The difference between life in a village and that in a town is marked. The villager’s life is a simple one. He dresses simply and eats simple food. His needs are few and are easily satisfied. He is a child of nature, so to say. The air he breathes is pure. The sun he lives under is free and unhindered. Far from the din and bustle of the city, he lives a life of peace.
The majority of the villagers live upon the fruits of their own toils in the field. Their main occupation is agriculture. They work hard in the field from morn till night with the age-old tools and implements of agriculture. But attempts are nowadays being made by government to improve their lot by placing scientific implements at their disposal so that they may carry on their agricultural pursuits in a more fruitful way.
Villagers form a real community and are bound to one another by neighbourly fellow-feeling. They come to one another’s help in times of adversity, which rarely happens in a large city.
Villagers are, however, far from the paradise we think they are. Malaria, cholera and other fell diseases exact heavy tolls. This is due to the appalling poverty and ignorance of the inhabitants, who do not know and have not the means to observe the rules of sanitation.
But since the attainment of independence the government have been trying their best to improve the standard of village life through various schemes of rural uplift. The progress hitherto made has not been up to the mark.

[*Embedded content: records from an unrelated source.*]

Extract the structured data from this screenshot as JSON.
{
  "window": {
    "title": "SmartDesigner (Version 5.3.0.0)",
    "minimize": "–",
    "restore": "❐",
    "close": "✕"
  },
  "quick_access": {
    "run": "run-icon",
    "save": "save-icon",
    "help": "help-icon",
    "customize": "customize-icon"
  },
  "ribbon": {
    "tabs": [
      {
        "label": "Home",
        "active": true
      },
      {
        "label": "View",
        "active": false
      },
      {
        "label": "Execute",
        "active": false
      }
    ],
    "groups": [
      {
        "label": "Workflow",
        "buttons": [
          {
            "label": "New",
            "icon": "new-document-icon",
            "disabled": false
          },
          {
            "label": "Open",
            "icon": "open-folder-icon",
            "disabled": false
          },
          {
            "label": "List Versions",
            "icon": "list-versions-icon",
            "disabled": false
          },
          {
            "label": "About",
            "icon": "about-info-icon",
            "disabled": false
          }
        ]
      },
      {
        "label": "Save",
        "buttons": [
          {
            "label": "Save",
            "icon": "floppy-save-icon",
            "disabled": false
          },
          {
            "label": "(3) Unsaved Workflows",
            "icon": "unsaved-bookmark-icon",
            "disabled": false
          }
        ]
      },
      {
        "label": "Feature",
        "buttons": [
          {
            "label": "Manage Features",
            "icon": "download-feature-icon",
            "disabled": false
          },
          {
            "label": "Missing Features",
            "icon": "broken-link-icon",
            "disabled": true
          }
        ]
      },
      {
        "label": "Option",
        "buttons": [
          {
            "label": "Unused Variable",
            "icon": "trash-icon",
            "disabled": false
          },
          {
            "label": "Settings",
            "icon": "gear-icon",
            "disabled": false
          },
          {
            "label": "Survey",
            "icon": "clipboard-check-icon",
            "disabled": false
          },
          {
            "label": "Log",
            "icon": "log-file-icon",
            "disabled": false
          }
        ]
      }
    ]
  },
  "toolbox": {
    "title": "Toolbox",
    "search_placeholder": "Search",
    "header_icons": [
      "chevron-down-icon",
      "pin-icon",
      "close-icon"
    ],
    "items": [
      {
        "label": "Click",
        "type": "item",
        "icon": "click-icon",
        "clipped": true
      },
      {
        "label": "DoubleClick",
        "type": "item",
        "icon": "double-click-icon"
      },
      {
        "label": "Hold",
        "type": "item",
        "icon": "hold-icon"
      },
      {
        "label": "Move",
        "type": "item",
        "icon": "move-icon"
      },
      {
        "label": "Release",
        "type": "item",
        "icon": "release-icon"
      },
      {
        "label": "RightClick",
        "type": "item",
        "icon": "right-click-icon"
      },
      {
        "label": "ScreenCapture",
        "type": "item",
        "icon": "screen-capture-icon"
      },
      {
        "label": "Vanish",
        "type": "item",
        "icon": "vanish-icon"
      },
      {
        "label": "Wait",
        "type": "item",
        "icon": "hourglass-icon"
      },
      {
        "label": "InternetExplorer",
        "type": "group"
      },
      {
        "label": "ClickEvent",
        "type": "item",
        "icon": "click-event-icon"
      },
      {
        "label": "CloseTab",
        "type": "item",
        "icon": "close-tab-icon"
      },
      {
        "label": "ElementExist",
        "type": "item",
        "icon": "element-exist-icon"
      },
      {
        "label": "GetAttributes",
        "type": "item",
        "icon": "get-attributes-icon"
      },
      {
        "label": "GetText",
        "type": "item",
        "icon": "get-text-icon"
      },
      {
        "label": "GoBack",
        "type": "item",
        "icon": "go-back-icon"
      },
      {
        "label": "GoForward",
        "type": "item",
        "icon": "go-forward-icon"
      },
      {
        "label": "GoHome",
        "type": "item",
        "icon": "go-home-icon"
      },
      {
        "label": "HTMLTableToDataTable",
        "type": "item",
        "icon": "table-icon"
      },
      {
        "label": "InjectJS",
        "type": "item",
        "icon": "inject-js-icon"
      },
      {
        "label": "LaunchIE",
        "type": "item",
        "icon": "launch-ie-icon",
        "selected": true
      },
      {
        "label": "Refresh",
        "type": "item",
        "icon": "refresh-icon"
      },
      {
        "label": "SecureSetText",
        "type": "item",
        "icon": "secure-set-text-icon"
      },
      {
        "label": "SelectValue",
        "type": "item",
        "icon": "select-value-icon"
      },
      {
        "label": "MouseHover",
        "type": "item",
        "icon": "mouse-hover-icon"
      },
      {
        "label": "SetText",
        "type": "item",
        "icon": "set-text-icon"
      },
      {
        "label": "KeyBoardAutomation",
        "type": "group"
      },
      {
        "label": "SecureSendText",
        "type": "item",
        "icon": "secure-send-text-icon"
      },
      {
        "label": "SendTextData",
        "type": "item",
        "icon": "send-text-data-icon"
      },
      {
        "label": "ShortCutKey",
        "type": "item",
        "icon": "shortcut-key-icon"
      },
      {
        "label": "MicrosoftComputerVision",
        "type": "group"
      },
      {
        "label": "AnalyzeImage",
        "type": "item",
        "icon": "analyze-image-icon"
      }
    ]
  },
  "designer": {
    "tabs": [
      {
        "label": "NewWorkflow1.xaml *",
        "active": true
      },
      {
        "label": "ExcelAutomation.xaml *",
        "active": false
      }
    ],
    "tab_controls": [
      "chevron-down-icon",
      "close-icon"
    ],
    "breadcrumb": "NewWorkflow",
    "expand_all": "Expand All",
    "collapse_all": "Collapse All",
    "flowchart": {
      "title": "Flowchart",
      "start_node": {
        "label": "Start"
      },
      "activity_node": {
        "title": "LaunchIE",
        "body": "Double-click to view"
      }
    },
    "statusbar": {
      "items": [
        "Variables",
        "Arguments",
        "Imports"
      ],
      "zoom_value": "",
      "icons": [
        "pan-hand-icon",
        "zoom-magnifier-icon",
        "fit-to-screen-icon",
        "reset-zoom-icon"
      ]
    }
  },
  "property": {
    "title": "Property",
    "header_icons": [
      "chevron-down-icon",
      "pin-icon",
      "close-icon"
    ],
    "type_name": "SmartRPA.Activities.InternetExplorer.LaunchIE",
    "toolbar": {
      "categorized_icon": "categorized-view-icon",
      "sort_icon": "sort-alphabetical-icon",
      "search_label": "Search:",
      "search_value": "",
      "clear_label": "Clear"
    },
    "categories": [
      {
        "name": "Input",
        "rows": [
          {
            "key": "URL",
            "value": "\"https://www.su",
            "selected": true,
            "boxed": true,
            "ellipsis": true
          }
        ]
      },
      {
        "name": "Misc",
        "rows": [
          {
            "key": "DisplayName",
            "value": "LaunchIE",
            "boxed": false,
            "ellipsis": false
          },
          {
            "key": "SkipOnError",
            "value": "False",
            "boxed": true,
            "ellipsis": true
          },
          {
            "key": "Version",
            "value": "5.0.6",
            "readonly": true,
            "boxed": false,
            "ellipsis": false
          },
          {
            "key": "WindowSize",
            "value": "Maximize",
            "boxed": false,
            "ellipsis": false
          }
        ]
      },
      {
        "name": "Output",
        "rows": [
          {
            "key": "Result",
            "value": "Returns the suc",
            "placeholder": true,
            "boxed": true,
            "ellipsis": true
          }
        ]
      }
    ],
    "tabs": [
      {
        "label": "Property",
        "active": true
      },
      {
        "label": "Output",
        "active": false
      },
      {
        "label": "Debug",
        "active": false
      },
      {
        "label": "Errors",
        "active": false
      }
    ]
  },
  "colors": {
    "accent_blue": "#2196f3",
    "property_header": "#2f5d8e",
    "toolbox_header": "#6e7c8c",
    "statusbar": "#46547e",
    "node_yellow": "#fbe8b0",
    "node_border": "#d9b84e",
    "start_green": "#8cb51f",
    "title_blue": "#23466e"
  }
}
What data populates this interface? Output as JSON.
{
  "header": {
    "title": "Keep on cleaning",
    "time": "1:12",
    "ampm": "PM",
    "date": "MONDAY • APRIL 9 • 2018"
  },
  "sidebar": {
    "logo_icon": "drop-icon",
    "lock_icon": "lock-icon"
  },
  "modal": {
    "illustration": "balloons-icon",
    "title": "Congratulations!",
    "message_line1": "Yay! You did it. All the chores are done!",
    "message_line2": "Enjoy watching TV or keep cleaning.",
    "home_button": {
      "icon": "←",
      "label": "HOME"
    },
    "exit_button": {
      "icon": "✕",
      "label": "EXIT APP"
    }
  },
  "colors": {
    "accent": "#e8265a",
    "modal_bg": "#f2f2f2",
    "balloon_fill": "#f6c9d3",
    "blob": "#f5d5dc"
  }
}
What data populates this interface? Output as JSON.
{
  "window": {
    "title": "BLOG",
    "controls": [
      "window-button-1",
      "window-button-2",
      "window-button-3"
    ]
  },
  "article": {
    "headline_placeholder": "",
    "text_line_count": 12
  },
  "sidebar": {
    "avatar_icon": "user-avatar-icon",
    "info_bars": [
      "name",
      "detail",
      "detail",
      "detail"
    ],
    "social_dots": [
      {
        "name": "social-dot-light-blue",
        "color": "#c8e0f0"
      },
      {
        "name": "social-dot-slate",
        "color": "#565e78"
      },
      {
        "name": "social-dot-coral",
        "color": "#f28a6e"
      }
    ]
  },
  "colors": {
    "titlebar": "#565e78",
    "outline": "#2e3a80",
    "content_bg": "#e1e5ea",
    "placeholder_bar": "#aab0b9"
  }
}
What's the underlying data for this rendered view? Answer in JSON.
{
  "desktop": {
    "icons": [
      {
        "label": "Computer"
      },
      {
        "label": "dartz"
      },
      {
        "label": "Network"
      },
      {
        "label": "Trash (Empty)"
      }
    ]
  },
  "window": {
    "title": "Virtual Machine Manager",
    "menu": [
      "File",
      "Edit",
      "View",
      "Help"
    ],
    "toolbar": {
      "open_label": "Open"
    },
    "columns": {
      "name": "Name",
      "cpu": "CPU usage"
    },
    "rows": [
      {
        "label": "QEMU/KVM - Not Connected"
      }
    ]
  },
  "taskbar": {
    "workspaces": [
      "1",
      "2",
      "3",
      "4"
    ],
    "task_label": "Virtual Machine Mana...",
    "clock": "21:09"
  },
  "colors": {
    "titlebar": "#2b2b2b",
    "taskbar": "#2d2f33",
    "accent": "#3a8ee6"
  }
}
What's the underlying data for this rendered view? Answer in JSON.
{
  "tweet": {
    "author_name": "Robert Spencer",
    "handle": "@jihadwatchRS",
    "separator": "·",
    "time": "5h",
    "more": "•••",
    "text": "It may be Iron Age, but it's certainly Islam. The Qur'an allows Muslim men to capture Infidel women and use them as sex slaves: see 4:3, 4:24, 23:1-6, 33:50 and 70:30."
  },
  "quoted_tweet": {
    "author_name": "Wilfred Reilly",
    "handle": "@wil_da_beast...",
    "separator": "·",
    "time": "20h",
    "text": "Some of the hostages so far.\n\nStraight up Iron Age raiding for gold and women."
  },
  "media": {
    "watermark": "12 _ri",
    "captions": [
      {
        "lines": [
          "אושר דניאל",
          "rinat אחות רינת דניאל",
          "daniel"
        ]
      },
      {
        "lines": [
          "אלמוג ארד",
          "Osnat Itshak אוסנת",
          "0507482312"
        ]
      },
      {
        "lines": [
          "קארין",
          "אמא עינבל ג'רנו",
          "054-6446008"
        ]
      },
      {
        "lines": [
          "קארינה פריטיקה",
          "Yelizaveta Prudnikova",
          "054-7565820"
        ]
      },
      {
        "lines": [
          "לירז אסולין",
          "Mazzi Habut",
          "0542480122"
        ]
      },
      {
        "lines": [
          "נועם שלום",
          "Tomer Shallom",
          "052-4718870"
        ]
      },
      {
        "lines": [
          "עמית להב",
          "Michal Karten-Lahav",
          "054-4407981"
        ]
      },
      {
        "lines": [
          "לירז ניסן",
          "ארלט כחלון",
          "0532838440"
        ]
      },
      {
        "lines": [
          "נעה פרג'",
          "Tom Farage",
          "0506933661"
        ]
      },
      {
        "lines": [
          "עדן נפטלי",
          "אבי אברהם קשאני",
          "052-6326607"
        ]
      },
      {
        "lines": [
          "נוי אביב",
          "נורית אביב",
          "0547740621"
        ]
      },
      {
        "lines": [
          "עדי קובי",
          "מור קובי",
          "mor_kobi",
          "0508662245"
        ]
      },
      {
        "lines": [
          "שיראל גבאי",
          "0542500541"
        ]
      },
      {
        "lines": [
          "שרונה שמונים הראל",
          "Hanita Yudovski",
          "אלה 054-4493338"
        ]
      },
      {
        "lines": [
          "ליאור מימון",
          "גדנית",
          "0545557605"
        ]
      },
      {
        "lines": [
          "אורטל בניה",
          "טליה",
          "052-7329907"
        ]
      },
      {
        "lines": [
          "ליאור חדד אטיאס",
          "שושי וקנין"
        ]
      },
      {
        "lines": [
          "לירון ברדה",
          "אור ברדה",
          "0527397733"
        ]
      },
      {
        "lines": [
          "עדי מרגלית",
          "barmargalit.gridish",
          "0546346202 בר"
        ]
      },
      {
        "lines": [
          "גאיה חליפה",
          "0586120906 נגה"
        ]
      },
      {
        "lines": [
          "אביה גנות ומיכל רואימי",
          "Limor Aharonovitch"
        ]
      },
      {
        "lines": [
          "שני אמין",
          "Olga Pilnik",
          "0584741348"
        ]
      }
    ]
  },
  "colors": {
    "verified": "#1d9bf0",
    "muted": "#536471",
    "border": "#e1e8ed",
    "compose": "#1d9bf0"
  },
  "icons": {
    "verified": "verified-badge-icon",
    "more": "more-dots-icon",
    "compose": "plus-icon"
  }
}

Every effort should be made to improve agriculture in the rural areas. Tubewells should be sunk to remove the want of drinking water and check water-borne diseases. Education up to the middle stage of school education should be imported free to the children of all people, rich and poor, Hospital and charitable dispensaries should be set up in rural areas at reasonable distances so that the poor villagers may get timely a proper treatment. If these are done our villages will become ideal places to live in.